Organizatorzy podsumowali VIII Kapucyński Piknik Motocyklowy.
Kapucyński Piknik Motocyklowy jest imprezą charytatywną, której celem jest zawsze pomoc drugiemu człowiekowi. Tym razem miłośnicy jednośladów i zainteresowani mogli wspomóc Patryka. Wielkiego amatora motocykli, który uległ na tyle poważnemu wypadkowi, że jedyny kontakt ze światem może nawiązać poprzez ruchy gałek ocznych. Aby ułatwić jemu i jego rodzinie funkcjonowanie i porozumiewanie potrzebne jest cyber-oko i na nie właśnie wolontariusze z Alwernii zbierali środki podczas imprezy.

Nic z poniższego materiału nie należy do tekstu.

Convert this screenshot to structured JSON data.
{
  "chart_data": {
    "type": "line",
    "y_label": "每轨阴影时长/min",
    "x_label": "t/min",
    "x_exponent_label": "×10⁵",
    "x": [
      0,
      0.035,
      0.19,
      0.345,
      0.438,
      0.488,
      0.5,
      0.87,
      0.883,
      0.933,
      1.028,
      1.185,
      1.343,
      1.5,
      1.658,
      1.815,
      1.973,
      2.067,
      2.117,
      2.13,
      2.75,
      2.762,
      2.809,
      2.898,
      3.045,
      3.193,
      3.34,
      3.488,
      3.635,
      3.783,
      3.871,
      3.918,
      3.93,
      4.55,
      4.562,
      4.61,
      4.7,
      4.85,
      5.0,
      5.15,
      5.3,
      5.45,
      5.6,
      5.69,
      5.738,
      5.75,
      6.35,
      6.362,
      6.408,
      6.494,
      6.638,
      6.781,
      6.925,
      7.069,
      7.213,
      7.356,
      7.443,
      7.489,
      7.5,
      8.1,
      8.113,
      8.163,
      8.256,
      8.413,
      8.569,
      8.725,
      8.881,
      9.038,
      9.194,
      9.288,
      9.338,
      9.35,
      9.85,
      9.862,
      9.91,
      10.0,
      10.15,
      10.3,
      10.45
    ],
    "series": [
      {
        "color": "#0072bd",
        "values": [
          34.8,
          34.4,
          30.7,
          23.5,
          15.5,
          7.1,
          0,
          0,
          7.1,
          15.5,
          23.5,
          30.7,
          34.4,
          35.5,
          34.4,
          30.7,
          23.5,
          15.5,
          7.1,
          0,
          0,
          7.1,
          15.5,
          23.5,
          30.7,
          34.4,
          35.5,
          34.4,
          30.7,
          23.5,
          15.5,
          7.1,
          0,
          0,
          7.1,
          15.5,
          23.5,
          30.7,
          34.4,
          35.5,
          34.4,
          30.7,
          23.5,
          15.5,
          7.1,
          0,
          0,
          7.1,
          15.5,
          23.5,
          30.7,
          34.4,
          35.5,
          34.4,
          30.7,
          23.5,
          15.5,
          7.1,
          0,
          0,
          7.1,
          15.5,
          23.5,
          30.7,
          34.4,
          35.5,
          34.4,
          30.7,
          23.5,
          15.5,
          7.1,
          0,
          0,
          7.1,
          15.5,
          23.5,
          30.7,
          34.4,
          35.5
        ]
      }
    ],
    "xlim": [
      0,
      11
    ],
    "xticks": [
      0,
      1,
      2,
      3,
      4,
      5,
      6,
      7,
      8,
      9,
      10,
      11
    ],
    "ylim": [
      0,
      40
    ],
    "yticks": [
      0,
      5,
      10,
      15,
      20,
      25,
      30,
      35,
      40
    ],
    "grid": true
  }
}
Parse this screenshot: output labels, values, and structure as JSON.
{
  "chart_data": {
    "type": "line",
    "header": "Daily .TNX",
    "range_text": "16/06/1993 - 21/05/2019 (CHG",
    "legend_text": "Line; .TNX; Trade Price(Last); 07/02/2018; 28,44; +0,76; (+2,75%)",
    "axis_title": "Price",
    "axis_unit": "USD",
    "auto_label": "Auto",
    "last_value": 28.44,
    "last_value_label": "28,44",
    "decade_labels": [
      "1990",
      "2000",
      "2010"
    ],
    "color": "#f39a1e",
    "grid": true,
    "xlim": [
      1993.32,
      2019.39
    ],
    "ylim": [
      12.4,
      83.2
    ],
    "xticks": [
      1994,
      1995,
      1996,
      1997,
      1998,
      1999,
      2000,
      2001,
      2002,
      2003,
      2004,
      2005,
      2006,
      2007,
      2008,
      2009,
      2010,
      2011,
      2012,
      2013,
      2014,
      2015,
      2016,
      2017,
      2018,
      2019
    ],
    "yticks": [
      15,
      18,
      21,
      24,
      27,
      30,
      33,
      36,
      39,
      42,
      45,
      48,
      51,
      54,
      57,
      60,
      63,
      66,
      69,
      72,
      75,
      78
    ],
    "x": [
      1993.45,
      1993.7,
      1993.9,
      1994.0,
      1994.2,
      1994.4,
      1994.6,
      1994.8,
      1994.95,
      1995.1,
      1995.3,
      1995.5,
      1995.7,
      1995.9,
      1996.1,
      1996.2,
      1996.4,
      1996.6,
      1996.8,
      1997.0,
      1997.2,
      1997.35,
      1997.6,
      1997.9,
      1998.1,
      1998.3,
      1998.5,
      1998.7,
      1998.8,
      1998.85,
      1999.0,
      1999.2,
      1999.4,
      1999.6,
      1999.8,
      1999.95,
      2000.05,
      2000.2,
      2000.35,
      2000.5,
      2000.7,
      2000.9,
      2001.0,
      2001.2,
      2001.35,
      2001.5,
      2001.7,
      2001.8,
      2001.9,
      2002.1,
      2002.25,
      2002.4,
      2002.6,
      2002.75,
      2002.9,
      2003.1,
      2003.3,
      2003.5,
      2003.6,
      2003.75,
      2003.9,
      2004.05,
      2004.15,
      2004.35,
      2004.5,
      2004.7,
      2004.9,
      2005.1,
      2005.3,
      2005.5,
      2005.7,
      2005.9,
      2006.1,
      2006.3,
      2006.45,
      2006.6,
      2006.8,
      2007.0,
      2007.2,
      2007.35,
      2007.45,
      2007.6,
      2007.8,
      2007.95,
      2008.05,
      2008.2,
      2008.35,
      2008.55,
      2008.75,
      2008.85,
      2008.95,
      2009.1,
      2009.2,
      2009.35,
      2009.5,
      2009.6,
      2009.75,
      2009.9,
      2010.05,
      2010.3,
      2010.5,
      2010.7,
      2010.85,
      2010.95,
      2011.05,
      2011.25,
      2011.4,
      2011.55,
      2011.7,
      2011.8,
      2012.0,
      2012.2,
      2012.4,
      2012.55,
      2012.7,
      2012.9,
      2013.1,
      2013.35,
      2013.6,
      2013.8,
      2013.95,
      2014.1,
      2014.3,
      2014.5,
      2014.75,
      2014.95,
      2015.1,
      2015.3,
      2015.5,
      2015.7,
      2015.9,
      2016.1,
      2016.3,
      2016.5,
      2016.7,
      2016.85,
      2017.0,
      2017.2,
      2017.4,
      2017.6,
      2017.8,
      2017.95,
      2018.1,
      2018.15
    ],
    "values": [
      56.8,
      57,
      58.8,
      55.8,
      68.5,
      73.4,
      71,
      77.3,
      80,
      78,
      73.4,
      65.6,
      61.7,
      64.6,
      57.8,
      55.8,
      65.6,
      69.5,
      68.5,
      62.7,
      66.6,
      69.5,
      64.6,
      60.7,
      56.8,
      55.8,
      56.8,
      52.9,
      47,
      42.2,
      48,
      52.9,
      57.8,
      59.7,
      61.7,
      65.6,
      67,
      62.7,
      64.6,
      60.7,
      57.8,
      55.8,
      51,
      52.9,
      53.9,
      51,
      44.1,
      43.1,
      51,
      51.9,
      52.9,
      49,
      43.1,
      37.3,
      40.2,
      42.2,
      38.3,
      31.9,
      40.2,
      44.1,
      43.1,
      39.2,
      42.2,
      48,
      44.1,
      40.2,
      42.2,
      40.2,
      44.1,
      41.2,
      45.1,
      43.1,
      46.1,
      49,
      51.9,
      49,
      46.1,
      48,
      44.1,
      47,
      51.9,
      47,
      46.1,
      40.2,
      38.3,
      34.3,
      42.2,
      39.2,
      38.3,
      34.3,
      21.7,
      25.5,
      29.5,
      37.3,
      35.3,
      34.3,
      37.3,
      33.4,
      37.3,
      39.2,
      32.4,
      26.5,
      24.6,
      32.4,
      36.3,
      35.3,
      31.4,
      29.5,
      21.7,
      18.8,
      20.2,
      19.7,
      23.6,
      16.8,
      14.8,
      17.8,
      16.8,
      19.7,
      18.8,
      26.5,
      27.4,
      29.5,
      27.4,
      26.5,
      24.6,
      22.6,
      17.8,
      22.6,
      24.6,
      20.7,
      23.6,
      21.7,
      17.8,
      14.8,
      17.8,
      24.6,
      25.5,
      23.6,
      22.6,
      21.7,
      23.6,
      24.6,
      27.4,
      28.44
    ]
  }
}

Motocykliści nie zawiedli. Podczas imprezy udało się zebrać dla Patryka 11.488,26zł i 15 euro. To już ponad połowa do celu, czyli zakupu cyber-oka.
Piknik to także zabawa i rywalizacja. W tym roku odbyły się konkursy: na najstarszy motocykl – wygrał go Damian Sienkiewicz ze swoim M72 750 z 1952 roku, na „najstarszy zestaw” (motocykl plus właściciel) – zwyciężył Waldemar Kula urodzony w 1959 roku ze swoim IŻ-49 z 1955 roku, co w sumie dało temu „zestawowi” 116 lat. Konkurs wolnej jazdy weteranów wygrał Marek Topyła (30,5 sekundy), wolną jazdę w kasku na rowerze zwyciężył Paweł Kowalczyk (46 sekund), a konkurs na największą pojemność wygrał Maciej Grottel, którego Yamaha Road Star ma 1900cm3.